Das Amtsgericht Leipzig hat sich mit Beschluß vom 17. Januar 1996 für örtlich unzuständig erklärt, die Übernahme des Verfahrens abgelehnt und die Sache dem Bundesgerichtshof zur Bestimmung des örtlich zuständigen Gerichts vorgelegt (GA 30 d. Akten).

II. Gemäß § 36 Nr. 6 ZPO wird zur Durchführung des Verfahrens das Amtsgericht Leipzig als das zuständige Gericht bestimmt.

1.

§ 36 Nr. 6 ZPO ist für das Verfahren nach der Konkursordnung ebenso wie für das Verfahren nach der Gesamtvollstreckungsordnung vom 6. Juni 1990 (Gesetzbl. d. DDR I S. 285; künftig: GesO) anzuwenden (Sen.Beschl. v. 30.6.1992 - X ARZ 371/92, DtZ 1992, 330).

2.

Die Voraussetzungen für eine Bestimmung des zuständigen Gerichts nach § 36 Nr. 6 ZPO liegen vor. Das Amtsgericht Hannover wie auch das Amtsgericht Leipzig haben sich mit den der Antragstellerin mitgeteilten Beschlüssen für unzuständig erklärt.

3.

Zu bestimmen war das Amtsgericht Leipzig. Der Verweisungsbeschluß des Amtsgerichts Hannover ist für das Amtsgericht Leipzig bindend (§ 281 Abs. 2 Satz 5 ZPO i.V.m. § 72 KO).

a)

Eine bloße Briefkastenanschrift, die möglicherweise eine Zuständigkeit nicht begründen könnte (vgl. Kuhn/Uhlenbruck, KO, 11. Aufl., § 71 Rdn. 3 c), ist vorliegend nicht gegeben.
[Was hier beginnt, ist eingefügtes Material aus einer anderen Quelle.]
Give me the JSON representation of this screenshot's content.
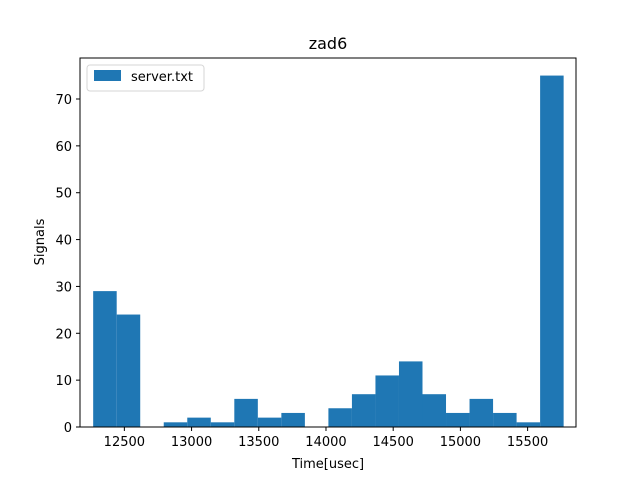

Tatsachen, die den Schluß erlauben würden, daß die Geschäfte der Schuldnerin nicht in Leipzig, sondern an einem anderen Ort getätigt und/oder abgewickelt würden und damit dort der Mittelpunkt des wirtschaftlichen Daseins der Schuldnerin entgegen der Eintragung des Sitzes im Handelsregister wäre, haben die widerstreitenden Gerichte nicht festgestellt; Anhaltspunkte dafür sind auch aus den Akten nicht ersichtlich.

b)

Es kann auch nicht festgestellt werden, daß die Schuldnerin den Gerichtsstand Leipzig mißbräuchlich erschlichen hat. Es kann deshalb dahinstehen, ob eine "nur formale" Sitzverlegung keine konkursrechtliche Zuständigkeit begründen könnte (vgl. Haarmeyer/Wutzke/Förster, GesO, 3. Aufl., § 1 Rdn. 258; Hess/Binz/Wienberg, GesO, 2. Aufl., § 1 Rdn. 227; Gottwald/Heilmann/Klopp, Insolvenzrechtshandbuch, § 18 Rdn. 3 zu Fn. 5).

Die formelle Ordnungsmäßigkeit der Sitzverlegung bezweifelt das Amtsgericht Leipzig nicht. Für Verfahrensfehler bei der Sitzverlegung sind Anhaltspunkte nicht ersichtlich. Insoweit erscheint auch die Abmeldung des Gewerbes der Antragstellerin in Hannover erst nach Stellung des ersten Konkursantrages entgegen der Ansicht des Amtsgerichts Leipzig nicht bedenklich.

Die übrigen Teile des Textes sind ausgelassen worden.